In a written statement on Wednesday, the federal board that oversees Puerto Rico’s troubled finances announced its “intent to appoint” retired Air Force Colonel Noel Zamot “as chief transformation officer” of PREPA, the island’s power utility.
“I am fully committed to bringing the resources necessary to restore electricity to the people of Puerto Rico as quickly as possible, and to re-activate the economy and bring normalcy to the island,” Zamot said in a statement.
But Reuters reports, quoting a source familiar with [Puerto Rican] Gov. Ricardo Rossello’s thinking, as saying that the territory’s government is not happy about Zamot’s appointment.
And in a public statement, Rossello appeared to chafe at the board’s move, saying it had overstepped its authority in making the appointment.
The governor said management of island agencies “rests exclusively on democratically elected officials.”
“Puerto Rico will be zealous in defending the people from any action that seeks to undermine this process,” Rossello said in a Spanish-language statement.
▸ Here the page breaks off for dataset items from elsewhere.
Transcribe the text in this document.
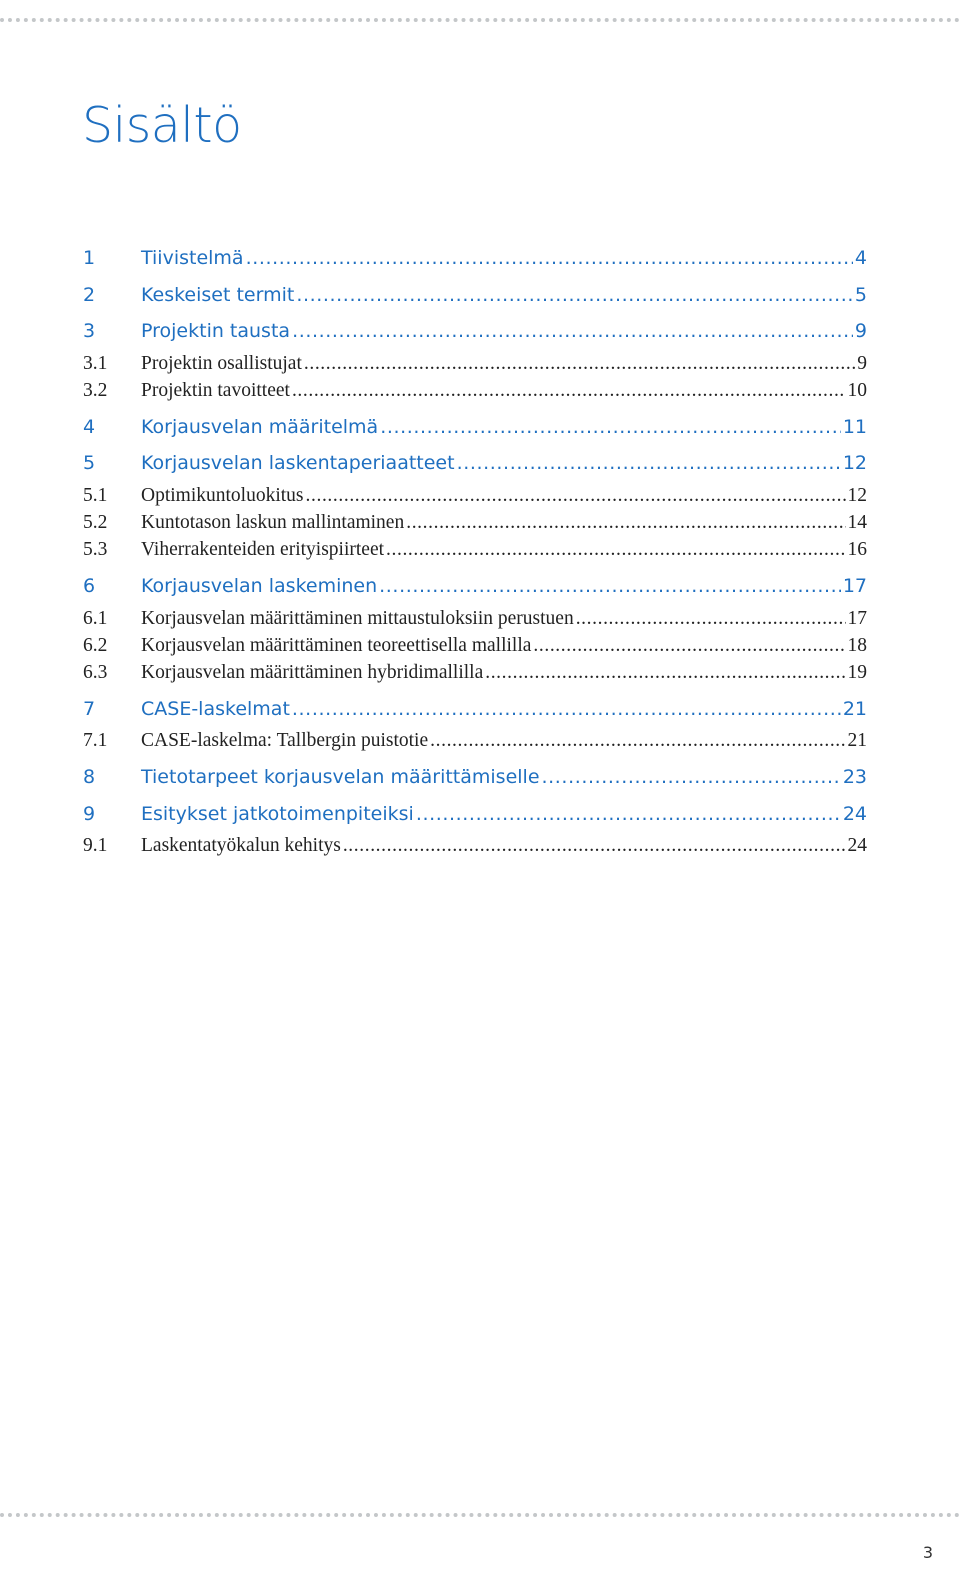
Sisältö
1	Tiivistelmä .....	4
2	Keskeiset termit .....	5
3	Projektin tausta .....	9
3.1	Projektin osallistujat .....	9
3.2	Projektin tavoitteet .....	10
4	Korjausvelan määritelmä .....	11
5	Korjausvelan laskentaperiaatteet .....	12
5.1	Optimikuntoluokitus .....	12
5.2	Kuntotason laskun mallintaminen .....	14
5.3	Viherrakenteiden erityispiirteet .....	16
6	Korjausvelan laskeminen .....	17
6.1	Korjausvelan määrittäminen mittaustuloksiin perustuen .....	17
6.2	Korjausvelan määrittäminen teoreettisella mallilla .....	18
6.3	Korjausvelan määrittäminen hybridimallilla .....	19
7	CASE-laskelmat .....	21
7.1	CASE-laskelma: Tallbergin puistotie .....	21
8	Tietotarpeet korjausvelan määrittämiselle .....	23
9	Esitykset jatkotoimenpiteiksi .....	24
9.1	Laskentatyökalun kehitys .....	24
3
Zamot’s appointment would come amid concern over a $300 million contract issued by the island’s power utility, PREPA, to Whitefish Energy Holdings to lead the restoration effort. Whitefish Energy — a tiny firm with few resources and little experience — is based in Whitefish, Mont., the hometown of Interior Secretary Ryan Zinke.
The controversy over Whitefish Energy continues to boil, with House Minority Leader Nancy Pelosi on Wednesday praising Zamot’s appointment, but expressing suspicion over the Whitefish contract.
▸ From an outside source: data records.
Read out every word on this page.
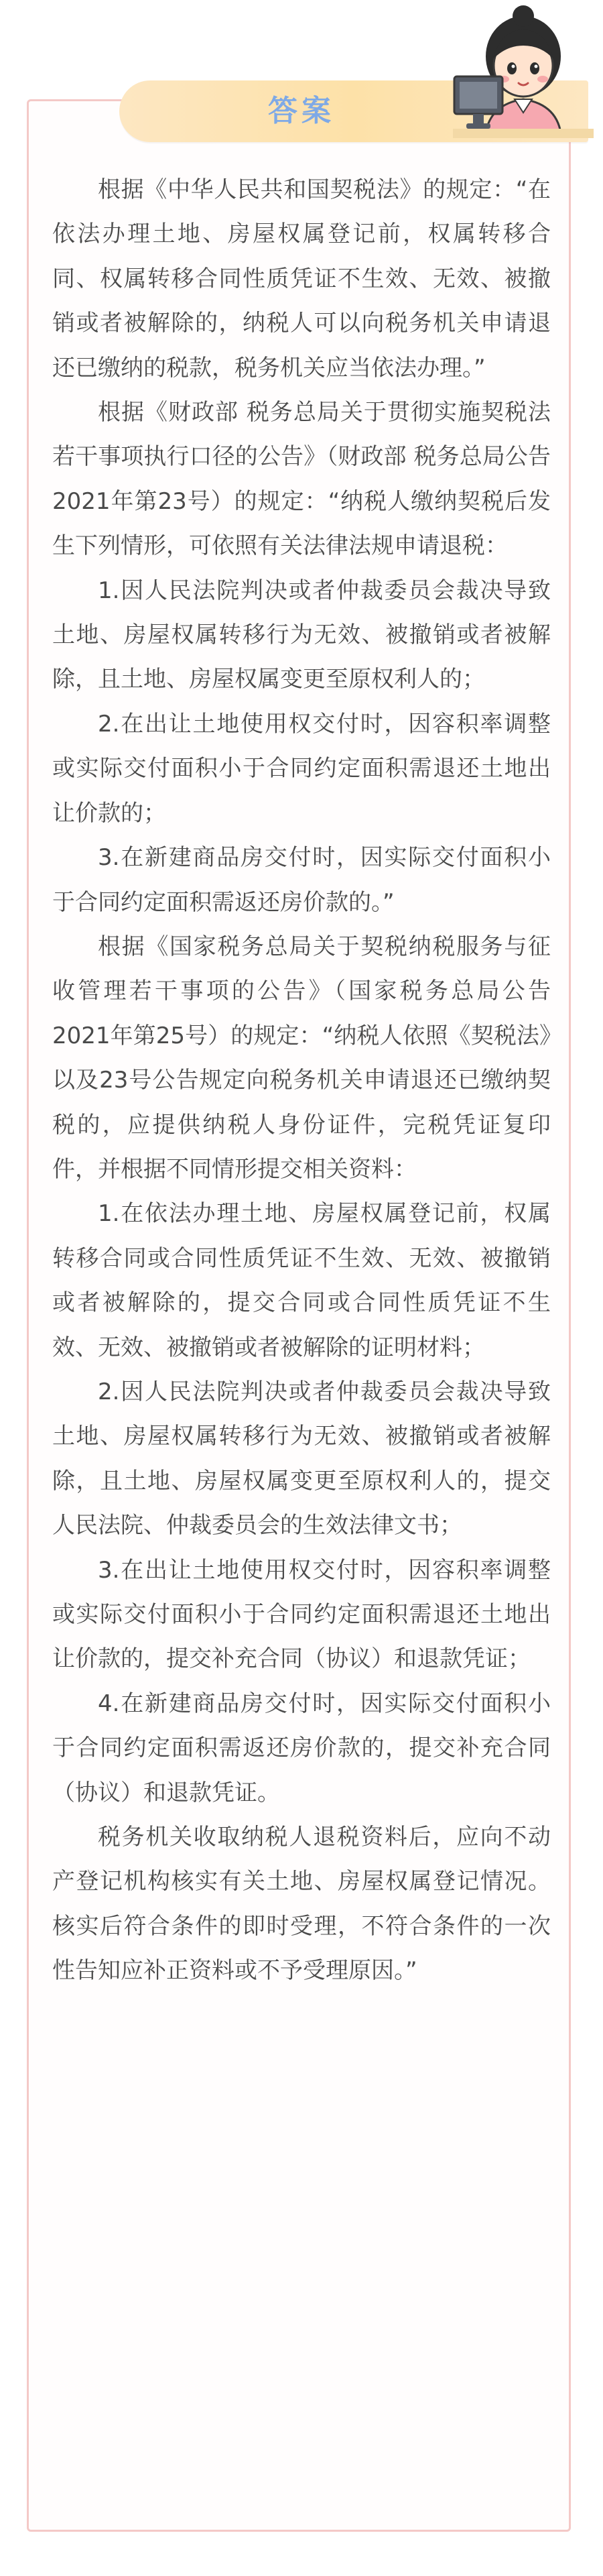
答案

根据《中华人民共和国契税法》的规定：“在依法办理土地、房屋权属登记前，权属转移合同、权属转移合同性质凭证不生效、无效、被撤销或者被解除的，纳税人可以向税务机关申请退还已缴纳的税款，税务机关应当依法办理。”

根据《财政部 税务总局关于贯彻实施契税法若干事项执行口径的公告》（财政部 税务总局公告2021年第23号）的规定：“纳税人缴纳契税后发生下列情形，可依照有关法律法规申请退税：

1.因人民法院判决或者仲裁委员会裁决导致土地、房屋权属转移行为无效、被撤销或者被解除，且土地、房屋权属变更至原权利人的；

2.在出让土地使用权交付时，因容积率调整或实际交付面积小于合同约定面积需退还土地出让价款的；

3.在新建商品房交付时，因实际交付面积小于合同约定面积需返还房价款的。”

根据《国家税务总局关于契税纳税服务与征收管理若干事项的公告》（国家税务总局公告2021年第25号）的规定：“纳税人依照《契税法》以及23号公告规定向税务机关申请退还已缴纳契税的，应提供纳税人身份证件，完税凭证复印件，并根据不同情形提交相关资料：

1.在依法办理土地、房屋权属登记前，权属转移合同或合同性质凭证不生效、无效、被撤销或者被解除的，提交合同或合同性质凭证不生效、无效、被撤销或者被解除的证明材料；

2.因人民法院判决或者仲裁委员会裁决导致土地、房屋权属转移行为无效、被撤销或者被解除，且土地、房屋权属变更至原权利人的，提交人民法院、仲裁委员会的生效法律文书；

3.在出让土地使用权交付时，因容积率调整或实际交付面积小于合同约定面积需退还土地出让价款的，提交补充合同（协议）和退款凭证；

4.在新建商品房交付时，因实际交付面积小于合同约定面积需返还房价款的，提交补充合同（协议）和退款凭证。

税务机关收取纳税人退税资料后，应向不动产登记机构核实有关土地、房屋权属登记情况。核实后符合条件的即时受理，不符合条件的一次性告知应补正资料或不予受理原因。”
“We are deeply concerned both about why and how a small, inexperienced firm was tasked with the massive job of rebuilding Puerto Rico’s devastated electrical grid, and why (Puerto Rico’s power company) failed to activate the mutual aid network, which effectively came to the aid of Texas and Florida after the devastation of Hurricanes Harvey and Irma,” the California Democrat said in a statement.
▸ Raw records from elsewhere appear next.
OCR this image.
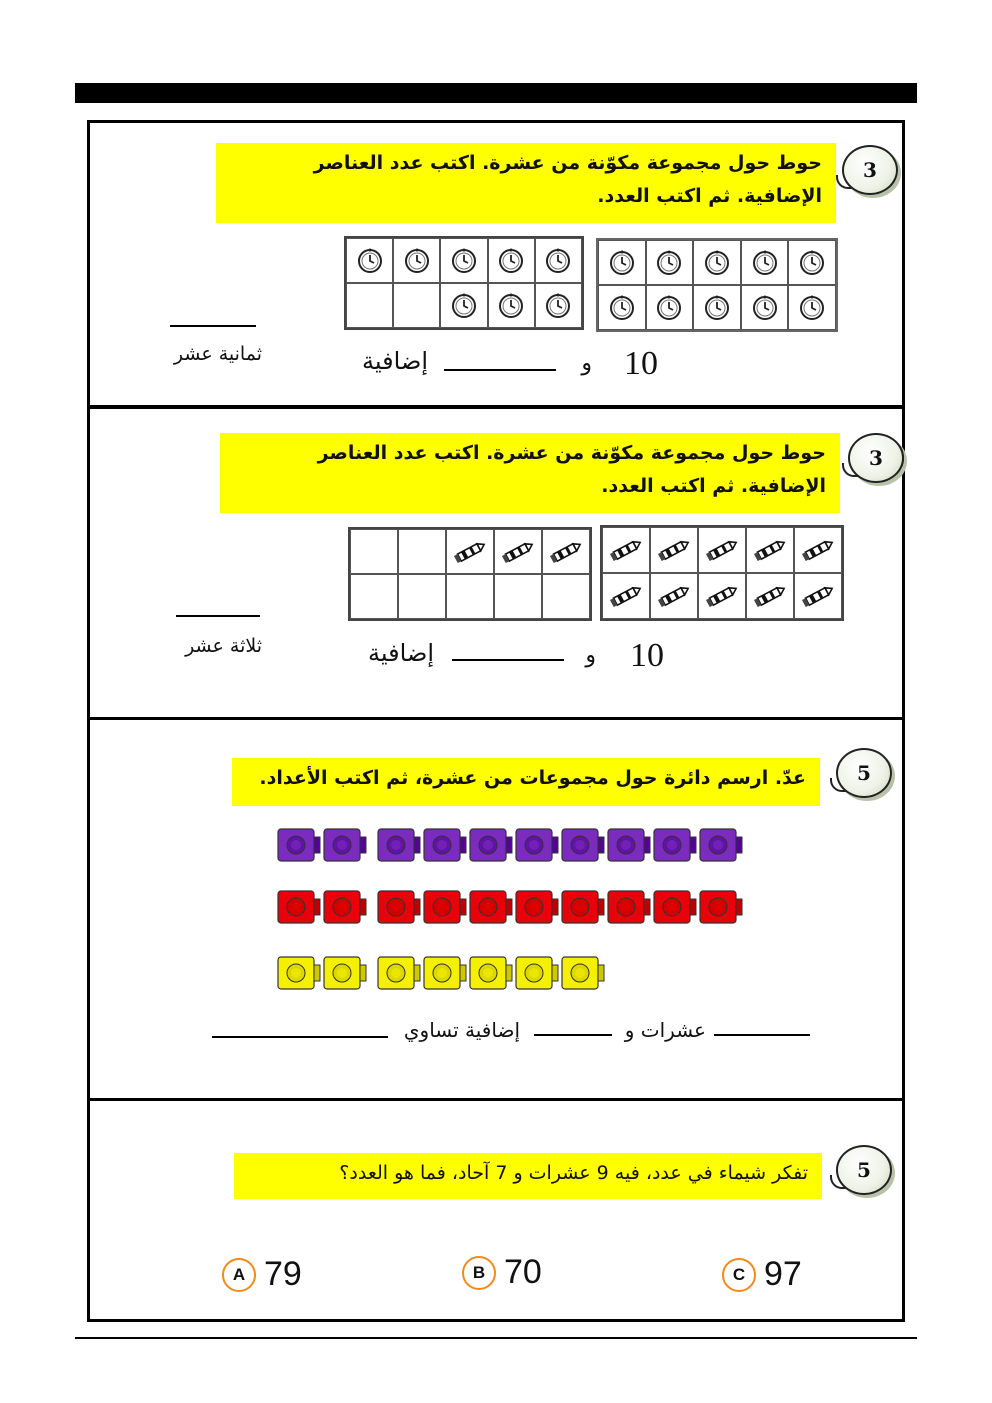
3
حوط حول مجموعة مكوّنة من عشرة. اكتب عدد العناصر
الإضافية. ثم اكتب العدد.
ثمانية عشر	إضافية	و 10
3
حوط حول مجموعة مكوّنة من عشرة. اكتب عدد العناصر
الإضافية. ثم اكتب العدد.
ثلاثة عشر	إضافية	و 10
5
عدّ. ارسم دائرة حول مجموعات من عشرة، ثم اكتب الأعداد.
عشرات و
إضافية تساوي
5
تفكر شيماء في عدد، فيه 9 عشرات و 7 آحاد، فما هو العدد؟
A 79	B 70	C 97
The company — which had only two full-time employees as recently as last month — engaged in a heated back-and-forth on Wednesday with San Juan’s outspoken Mayor Carmen Yulin Cruz via Twitter. Cruz called for more transparency over the company’s contract and Whitefish Energy, in turn, issued an implied threat to pull its workforce.
In a tweet since deleted, Whitefish fired back: “We’ve got 44 linemen rebuilding power lines in your city & 40 more men just arrived. Do you want us to send them back or keep working?”
We share frustration with Mayor Cruz on the situation in Puerto Rico, but her comments are misplaced. pic.twitter.com/rIzxIjOcfQ
— Whitefish Energy (@WhitefishEnergy) October 25, 2017
Later, the company issued an apology, saying the comments “did not represent who we are and how important this work is to help Puerto Rico’s recovery.”